Since parachuting into California to seize control of
SEIU-UHW in 2009, Regan has personally implemented billions of dollars of cuts to workers’
benefits -- including the elimination of defined-benefit pension plans for tens
of thousands of workers at Dignity
Health, the Daughters
of Charity Health System, and other corporations.
And... as Regan methodically slashes and burns workers’
benefits, more and more fatcat execs from greedy companies are lining up at Regan’s
door and saying: “I want a piece of that action, muthafucka!”
In 2012, Regan allowed Kaiser Permanente to slash workers’ retiree health benefits, which gave
Kaiser a $1.9 billion payday, according to Kaiser’s
quarterly financial statements. And according to a top Kaiser exec, Regan has already accepted Kaiser’s request to eliminate the pension plan for all of the “partnership”
unions.
Experienced insiders believe that Regan's most recent benefit-slashing bonanza is aimed at showing the California Hospital Association (CHA) that he'll deliver deep cuts to workers' wage and benefits if the CHA inks a sweetheart unionization deal covering 100,000 healthcare workers.
They also say Regan's cuts will undoubtedly deepen tensions with other unions in California.

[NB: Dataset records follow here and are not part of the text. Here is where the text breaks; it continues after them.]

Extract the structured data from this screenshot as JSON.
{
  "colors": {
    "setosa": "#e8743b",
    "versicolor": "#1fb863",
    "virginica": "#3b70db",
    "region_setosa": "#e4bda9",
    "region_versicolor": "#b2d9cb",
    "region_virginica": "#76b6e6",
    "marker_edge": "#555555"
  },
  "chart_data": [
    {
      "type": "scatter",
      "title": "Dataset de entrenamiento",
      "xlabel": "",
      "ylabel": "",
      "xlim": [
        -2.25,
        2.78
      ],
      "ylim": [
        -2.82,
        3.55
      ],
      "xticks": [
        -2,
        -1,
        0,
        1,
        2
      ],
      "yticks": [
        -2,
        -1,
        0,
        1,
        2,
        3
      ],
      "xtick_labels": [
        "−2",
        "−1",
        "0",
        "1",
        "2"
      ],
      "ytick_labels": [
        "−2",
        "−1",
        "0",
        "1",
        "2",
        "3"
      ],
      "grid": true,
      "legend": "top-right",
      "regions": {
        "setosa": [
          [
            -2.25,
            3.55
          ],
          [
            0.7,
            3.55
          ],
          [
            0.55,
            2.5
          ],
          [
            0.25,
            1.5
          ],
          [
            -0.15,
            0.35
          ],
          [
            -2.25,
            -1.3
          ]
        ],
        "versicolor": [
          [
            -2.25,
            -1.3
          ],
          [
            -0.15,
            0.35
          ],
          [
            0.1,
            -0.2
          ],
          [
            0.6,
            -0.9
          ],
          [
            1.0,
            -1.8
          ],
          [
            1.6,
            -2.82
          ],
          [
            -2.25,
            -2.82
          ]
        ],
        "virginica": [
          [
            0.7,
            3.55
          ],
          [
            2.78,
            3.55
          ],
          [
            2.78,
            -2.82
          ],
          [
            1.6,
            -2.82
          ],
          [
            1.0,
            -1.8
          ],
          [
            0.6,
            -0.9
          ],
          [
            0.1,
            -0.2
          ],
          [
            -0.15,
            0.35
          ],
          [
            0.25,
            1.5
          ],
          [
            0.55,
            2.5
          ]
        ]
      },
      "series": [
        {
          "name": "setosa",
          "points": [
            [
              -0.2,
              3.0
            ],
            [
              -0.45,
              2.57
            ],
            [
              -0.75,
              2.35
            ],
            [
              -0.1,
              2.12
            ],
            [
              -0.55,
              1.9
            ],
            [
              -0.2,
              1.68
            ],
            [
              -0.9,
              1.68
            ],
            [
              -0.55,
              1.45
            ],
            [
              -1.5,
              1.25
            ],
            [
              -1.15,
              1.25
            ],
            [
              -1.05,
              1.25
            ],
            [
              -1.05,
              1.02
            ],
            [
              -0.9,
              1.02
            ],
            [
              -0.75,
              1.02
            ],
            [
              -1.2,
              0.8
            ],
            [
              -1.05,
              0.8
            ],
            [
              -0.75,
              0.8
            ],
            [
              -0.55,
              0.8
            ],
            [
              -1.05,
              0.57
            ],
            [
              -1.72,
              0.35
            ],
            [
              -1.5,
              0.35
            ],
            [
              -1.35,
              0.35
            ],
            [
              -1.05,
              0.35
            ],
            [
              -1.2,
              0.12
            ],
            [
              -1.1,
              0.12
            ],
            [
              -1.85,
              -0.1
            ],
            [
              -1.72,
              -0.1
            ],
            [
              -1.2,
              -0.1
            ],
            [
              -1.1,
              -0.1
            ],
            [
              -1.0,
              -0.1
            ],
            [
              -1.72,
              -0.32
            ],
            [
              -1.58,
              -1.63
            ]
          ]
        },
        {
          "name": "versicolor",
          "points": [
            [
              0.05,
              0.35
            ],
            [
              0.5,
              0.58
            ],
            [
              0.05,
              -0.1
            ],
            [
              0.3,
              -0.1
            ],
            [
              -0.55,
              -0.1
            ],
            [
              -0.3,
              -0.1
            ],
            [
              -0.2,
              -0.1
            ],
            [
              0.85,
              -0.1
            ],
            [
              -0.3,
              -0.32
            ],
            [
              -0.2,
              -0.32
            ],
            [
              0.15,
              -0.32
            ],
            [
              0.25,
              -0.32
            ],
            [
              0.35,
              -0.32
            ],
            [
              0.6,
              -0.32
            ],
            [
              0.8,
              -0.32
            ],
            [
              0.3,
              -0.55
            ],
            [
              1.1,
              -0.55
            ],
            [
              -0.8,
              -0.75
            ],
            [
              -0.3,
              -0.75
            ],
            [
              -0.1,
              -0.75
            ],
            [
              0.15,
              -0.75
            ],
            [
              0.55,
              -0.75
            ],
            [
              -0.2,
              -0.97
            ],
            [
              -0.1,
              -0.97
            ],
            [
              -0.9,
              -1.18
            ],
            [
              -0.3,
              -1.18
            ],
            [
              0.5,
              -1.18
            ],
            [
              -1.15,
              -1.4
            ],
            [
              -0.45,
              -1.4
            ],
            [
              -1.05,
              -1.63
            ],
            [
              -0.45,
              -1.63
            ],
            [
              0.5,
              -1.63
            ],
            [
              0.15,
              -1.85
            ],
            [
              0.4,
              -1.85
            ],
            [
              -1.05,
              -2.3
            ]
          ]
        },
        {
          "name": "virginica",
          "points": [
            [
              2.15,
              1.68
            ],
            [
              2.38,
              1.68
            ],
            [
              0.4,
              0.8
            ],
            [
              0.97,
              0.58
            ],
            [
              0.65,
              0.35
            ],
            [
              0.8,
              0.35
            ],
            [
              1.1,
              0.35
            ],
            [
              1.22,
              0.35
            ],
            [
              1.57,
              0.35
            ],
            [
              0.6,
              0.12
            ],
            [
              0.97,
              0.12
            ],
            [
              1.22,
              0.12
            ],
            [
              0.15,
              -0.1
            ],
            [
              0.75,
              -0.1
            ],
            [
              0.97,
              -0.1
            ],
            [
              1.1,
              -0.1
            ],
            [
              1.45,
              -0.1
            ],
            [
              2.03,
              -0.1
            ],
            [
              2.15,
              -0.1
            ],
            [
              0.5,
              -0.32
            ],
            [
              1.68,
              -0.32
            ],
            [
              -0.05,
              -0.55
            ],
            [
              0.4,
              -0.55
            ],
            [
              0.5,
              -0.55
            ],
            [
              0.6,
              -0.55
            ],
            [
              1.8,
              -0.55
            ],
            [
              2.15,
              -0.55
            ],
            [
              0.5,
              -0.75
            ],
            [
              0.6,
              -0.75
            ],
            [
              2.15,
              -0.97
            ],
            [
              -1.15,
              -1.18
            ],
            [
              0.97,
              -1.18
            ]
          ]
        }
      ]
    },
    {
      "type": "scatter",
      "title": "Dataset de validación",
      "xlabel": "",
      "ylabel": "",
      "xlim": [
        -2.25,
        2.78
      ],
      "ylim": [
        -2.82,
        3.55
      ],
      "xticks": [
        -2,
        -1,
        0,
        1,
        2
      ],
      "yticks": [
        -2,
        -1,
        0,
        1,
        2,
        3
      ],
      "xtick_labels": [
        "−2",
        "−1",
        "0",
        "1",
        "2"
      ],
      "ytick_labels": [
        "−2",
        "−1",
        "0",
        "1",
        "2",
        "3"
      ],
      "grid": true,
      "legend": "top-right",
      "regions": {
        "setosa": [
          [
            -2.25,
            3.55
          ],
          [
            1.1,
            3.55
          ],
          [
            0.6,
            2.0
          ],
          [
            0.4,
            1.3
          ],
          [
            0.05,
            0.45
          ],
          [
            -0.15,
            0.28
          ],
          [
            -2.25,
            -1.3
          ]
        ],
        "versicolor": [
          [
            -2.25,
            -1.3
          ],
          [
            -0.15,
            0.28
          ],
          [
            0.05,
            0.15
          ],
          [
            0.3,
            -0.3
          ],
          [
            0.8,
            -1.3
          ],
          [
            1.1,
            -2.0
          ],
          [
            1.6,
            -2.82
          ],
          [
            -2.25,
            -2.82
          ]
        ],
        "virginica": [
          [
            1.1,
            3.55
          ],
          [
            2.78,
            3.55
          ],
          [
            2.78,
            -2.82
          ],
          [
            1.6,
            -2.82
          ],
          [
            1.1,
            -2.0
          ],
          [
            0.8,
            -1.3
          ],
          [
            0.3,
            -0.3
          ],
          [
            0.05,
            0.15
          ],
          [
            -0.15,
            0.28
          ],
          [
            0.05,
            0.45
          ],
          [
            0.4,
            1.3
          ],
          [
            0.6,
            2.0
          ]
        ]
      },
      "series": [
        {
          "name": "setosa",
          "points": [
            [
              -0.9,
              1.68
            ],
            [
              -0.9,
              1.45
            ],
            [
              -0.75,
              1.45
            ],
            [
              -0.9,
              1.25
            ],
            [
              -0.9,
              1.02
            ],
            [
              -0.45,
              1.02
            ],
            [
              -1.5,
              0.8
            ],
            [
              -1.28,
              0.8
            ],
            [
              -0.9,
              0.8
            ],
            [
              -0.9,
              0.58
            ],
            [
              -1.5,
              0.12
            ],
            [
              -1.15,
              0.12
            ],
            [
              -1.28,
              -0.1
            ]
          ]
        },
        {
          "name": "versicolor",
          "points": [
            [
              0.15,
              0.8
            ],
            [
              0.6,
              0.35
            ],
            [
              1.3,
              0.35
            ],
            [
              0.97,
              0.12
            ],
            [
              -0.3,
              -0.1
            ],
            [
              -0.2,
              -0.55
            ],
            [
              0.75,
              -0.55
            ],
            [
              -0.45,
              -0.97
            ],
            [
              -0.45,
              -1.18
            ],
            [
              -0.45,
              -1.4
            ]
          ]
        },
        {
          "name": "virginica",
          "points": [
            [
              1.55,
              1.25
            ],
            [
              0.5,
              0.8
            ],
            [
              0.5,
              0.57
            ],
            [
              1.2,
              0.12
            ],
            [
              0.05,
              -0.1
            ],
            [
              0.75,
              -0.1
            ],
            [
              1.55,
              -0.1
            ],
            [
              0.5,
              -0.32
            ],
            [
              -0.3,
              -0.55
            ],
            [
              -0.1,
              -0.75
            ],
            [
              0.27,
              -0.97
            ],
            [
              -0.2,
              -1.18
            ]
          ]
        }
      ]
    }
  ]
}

Why?
Regan’s cuts at the Motion Picture Television Fund -- which cares for
60,000 members of LA’s entertainment industry -- will hurt thousands of members of AFSCME Local
3299, who are currently fighting the efforts of the University of
California to cut health workers’ pension benefits. According to the Los
Angeles Times, UCLA recently signed a deal to jointly operate the Television
Fund’s outpatient clinics. As a result, members of AFSCME and SEIU-UHW will presumably work side-by-side under a two-tiered system of retirement benefits.